An HIV-infected patient has successfully cleared the AIDS virus from his body, United Kingdom doctors reported this week. The man had contracted HIV in 2003, Gupta said, and in 2012 was also diagnosed with a type of blood cancer called Hodgkin's Lymphoma. Lastly, the marrow donors had a particular mutation which eliminated HIV's ability to attach to host cells. Additional follow-up research must be done to insure that the new bone marrow produced reconstitutes the patient's immune system with the CCR5 genetic mutation so that HIV treatment can be stopped.

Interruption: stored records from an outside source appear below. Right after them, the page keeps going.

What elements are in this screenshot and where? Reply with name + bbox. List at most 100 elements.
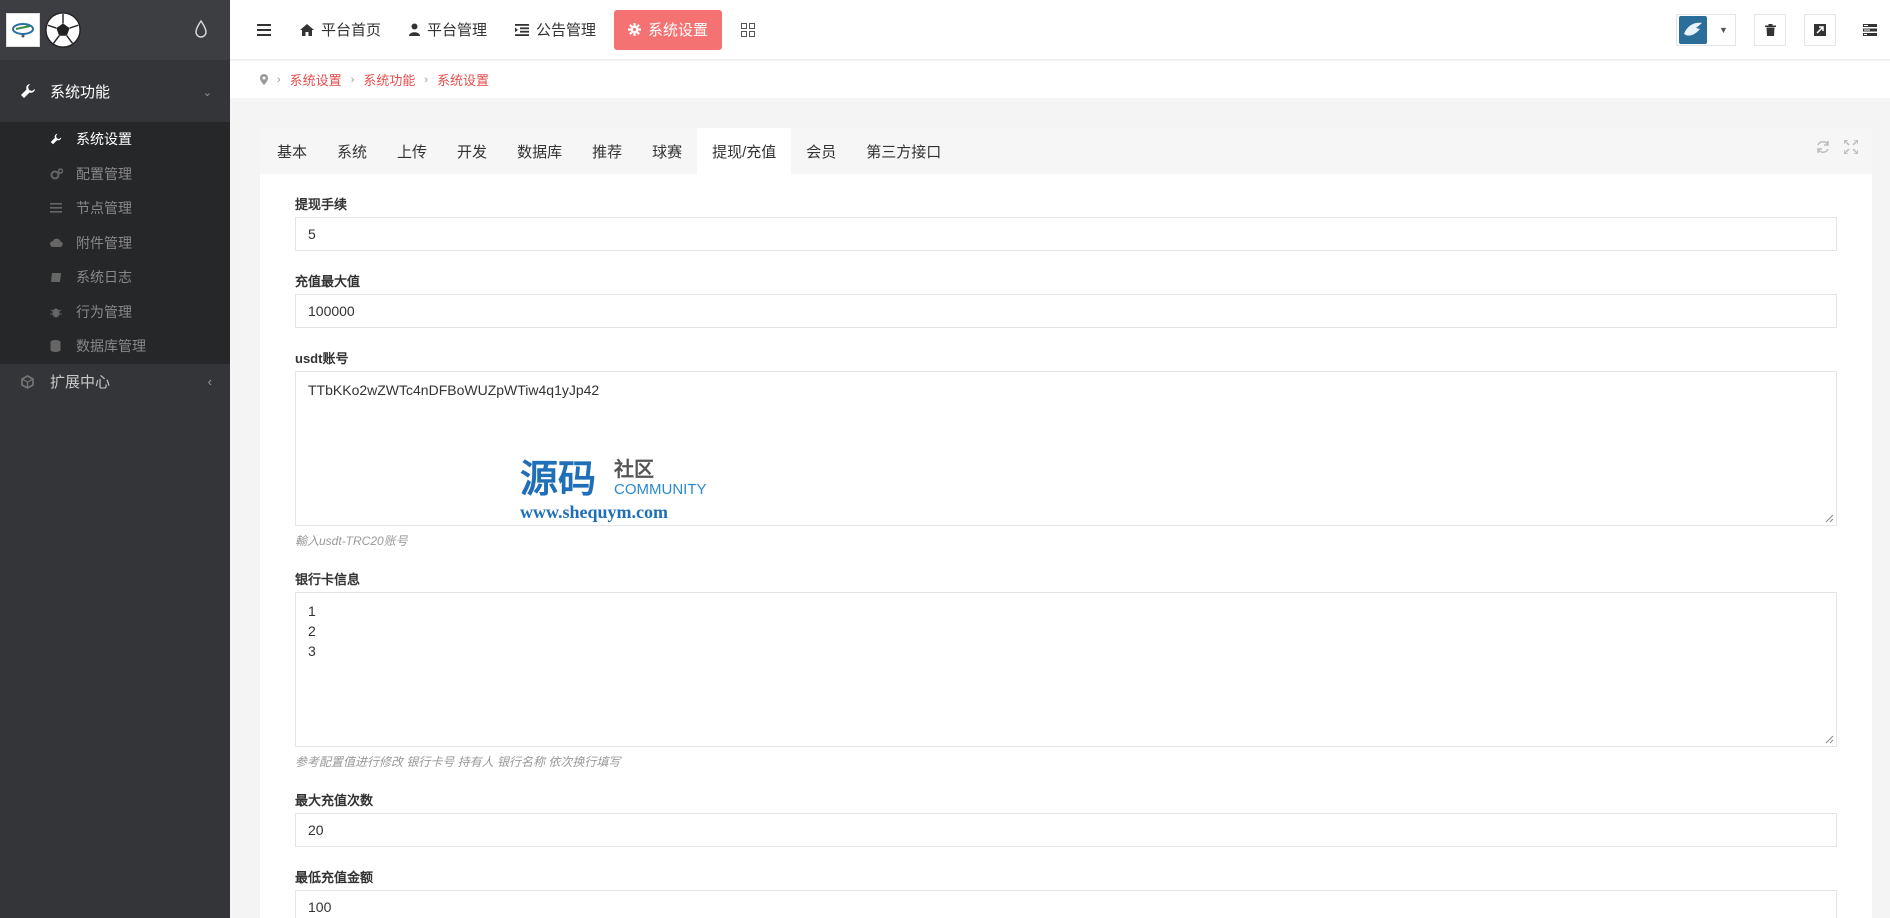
sub-menu: 系统设置 配置管理 节点管理 附件管理 系统日志 行为管理 数据库管理	[0, 122, 230, 364]
resize-grip-icon[interactable]	[1825, 514, 1834, 523]
nav-group-label: 系统功能	[50, 83, 111, 101]
user-icon	[409, 23, 421, 36]
cogs-icon	[50, 168, 64, 180]
user-menu[interactable]: ▼	[1676, 14, 1736, 46]
panel-tools	[1816, 140, 1858, 154]
field-label: 最低充值金额	[295, 870, 374, 885]
breadcrumb-link[interactable]: 系统设置	[437, 70, 489, 89]
tab-database[interactable]: 数据库	[502, 128, 577, 174]
top-navbar: 平台首页 平台管理 公告管理 系统设置 ▼	[230, 0, 1890, 60]
sidebar-item-database[interactable]: 数据库管理	[0, 329, 230, 364]
indent-icon	[515, 23, 530, 36]
sidebar-item-logs[interactable]: 系统日志	[0, 260, 230, 295]
breadcrumb-link[interactable]: 系统设置	[290, 70, 342, 89]
max-recharge-times-input[interactable]: 20	[295, 813, 1837, 847]
wrench-icon	[20, 83, 38, 99]
home-icon	[300, 23, 314, 36]
settings-tabs: 基本 系统 上传 开发 数据库 推荐 球赛 提现/充值 会员 第三方接口	[260, 128, 1872, 174]
tab-system[interactable]: 系统	[322, 128, 382, 174]
logo-bar	[0, 0, 230, 60]
textarea-value: TTbKKo2wZWTc4nDFBoWUZpWTiw4q1yJp42	[308, 382, 600, 398]
withdraw-fee-input[interactable]: 5	[295, 217, 1837, 251]
sidebar-item-nodes[interactable]: 节点管理	[0, 191, 230, 226]
breadcrumb-link[interactable]: 系统功能	[363, 70, 415, 89]
bank-info-textarea[interactable]: 1 2 3	[295, 592, 1837, 747]
trash-icon	[1764, 24, 1776, 36]
textarea-value: 1 2 3	[308, 603, 316, 659]
sidebar-item-system-settings[interactable]: 系统设置	[0, 122, 230, 157]
gear-icon	[628, 23, 642, 36]
cubes-icon	[20, 374, 38, 389]
nav-group-label: 扩展中心	[50, 374, 111, 391]
sidebar: 系统功能 ⌄ 系统设置 配置管理 节点管理 附件管理 系统日志 行为管理 数据库…	[0, 0, 230, 918]
tab-develop[interactable]: 开发	[442, 128, 502, 174]
open-frontend-button[interactable]	[1804, 14, 1836, 46]
avatar	[1679, 16, 1707, 44]
chevron-right-icon: ›	[277, 73, 281, 86]
tab-system-settings[interactable]: 系统设置	[614, 9, 723, 50]
tasks-icon	[1863, 24, 1877, 36]
list-icon	[50, 203, 64, 213]
watermark-url: www.shequym.com	[520, 502, 668, 522]
apps-grid-button[interactable]	[726, 22, 770, 37]
tab-withdraw-recharge[interactable]: 提现/充值	[697, 128, 792, 174]
tab-members[interactable]: 会员	[791, 128, 851, 174]
min-recharge-amount-input[interactable]: 100	[295, 890, 1837, 918]
football-icon	[45, 12, 81, 48]
clear-cache-button[interactable]	[1754, 14, 1786, 46]
sidebar-item-attachments[interactable]: 附件管理	[0, 226, 230, 261]
site-logo[interactable]	[6, 13, 40, 47]
tab-platform-manage[interactable]: 平台管理	[395, 0, 501, 60]
refresh-icon[interactable]	[1816, 140, 1830, 154]
right-sidebar-toggle-button[interactable]	[1854, 14, 1886, 46]
tab-recommend[interactable]: 推荐	[577, 128, 637, 174]
tab-third-party[interactable]: 第三方接口	[851, 128, 956, 174]
sidebar-item-config[interactable]: 配置管理	[0, 157, 230, 192]
chevron-right-icon: ›	[424, 73, 429, 86]
grid-icon	[741, 22, 756, 37]
tab-upload[interactable]: 上传	[382, 128, 442, 174]
sidebar-item-label: 数据库管理	[76, 338, 146, 355]
sidebar-item-behavior[interactable]: 行为管理	[0, 295, 230, 330]
tab-announcements[interactable]: 公告管理	[501, 0, 610, 60]
watermark-big: 源码	[520, 457, 596, 501]
max-recharge-input[interactable]: 100000	[295, 294, 1837, 328]
field-label: 充值最大值	[295, 274, 361, 289]
bug-icon	[50, 306, 64, 318]
breadcrumb: › 系统设置 › 系统功能 › 系统设置	[230, 61, 1890, 98]
caret-down-icon: ▼	[1719, 25, 1728, 35]
tab-basic[interactable]: 基本	[262, 128, 322, 174]
menu-toggle-button[interactable]	[242, 0, 286, 60]
sidebar-item-label: 节点管理	[76, 200, 132, 217]
chevron-down-icon: ⌄	[202, 87, 212, 99]
cloud-upload-icon	[50, 238, 64, 248]
theme-drop-icon[interactable]	[194, 20, 208, 38]
resize-grip-icon[interactable]	[1825, 735, 1834, 744]
tab-matches[interactable]: 球赛	[637, 128, 697, 174]
top-right-tools: ▼	[1676, 0, 1890, 60]
tab-label: 系统设置	[648, 22, 709, 39]
settings-form: 提现手续 5 充值最大值 100000 usdt账号 TTbKKo2wZWTc4…	[260, 194, 1872, 918]
map-marker-icon	[260, 74, 268, 85]
wrench-icon	[50, 133, 64, 145]
tab-platform-home[interactable]: 平台首页	[286, 0, 395, 60]
book-icon	[50, 272, 64, 283]
sidebar-item-label: 系统日志	[76, 269, 132, 286]
field-label: 最大充值次数	[295, 793, 374, 808]
sidebar-item-label: 行为管理	[76, 303, 132, 320]
field-label: 银行卡信息	[295, 572, 361, 587]
settings-panel: 基本 系统 上传 开发 数据库 推荐 球赛 提现/充值 会员 第三方接口 提现手…	[260, 128, 1872, 918]
watermark-en: COMMUNITY	[614, 481, 707, 498]
field-label: usdt账号	[295, 351, 349, 366]
sidebar-item-label: 附件管理	[76, 234, 132, 251]
help-text: 参考配置值进行修改 银行卡号 持有人 银行名称 依次换行填写	[295, 755, 621, 769]
sidebar-item-label: 配置管理	[76, 165, 132, 182]
tab-label: 公告管理	[536, 22, 597, 39]
chevron-left-icon: ‹	[207, 373, 212, 389]
fullscreen-icon[interactable]	[1844, 140, 1858, 154]
sidebar-item-label: 系统设置	[76, 131, 132, 148]
database-icon	[50, 340, 64, 353]
field-label: 提现手续	[295, 197, 348, 212]
nav-group-extensions[interactable]: 扩展中心 ‹	[0, 364, 230, 400]
nav-group-system[interactable]: 系统功能 ⌄	[0, 60, 230, 122]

"The Human Immunodeficiency Virus (HIV) attacks and weakens the immune system, reducing its ability to fight diseases or infections", Girish Badarkhe, Haematologist at HCG Cancer Centre, Bengaluru, told IANS. For starters, there are two main variants of HIV, one of which is much rarer than the other - and all three patients had the rare variant.

He did not experience HIV rebound, during the 18 months he did not take anti-viral medication. Finding the right regimen and staying on it can make the virus undetectable in a person's blood, meaning both that they stay healthy and that they cannot transmit the virus to other people. The treatment is very intense and is not considered appropriate for most people living with HIV.

After so many failed attempts at replication, the London patient is giving researchers hope that Brown's case was not just luck.

"The reason we know that this appears to be effective is that these people are no longer taking their anti-retroviral agents - which stops the virus from replicating - but nevertheless using very sensitive approaches, the virus can not be detected in their body at present".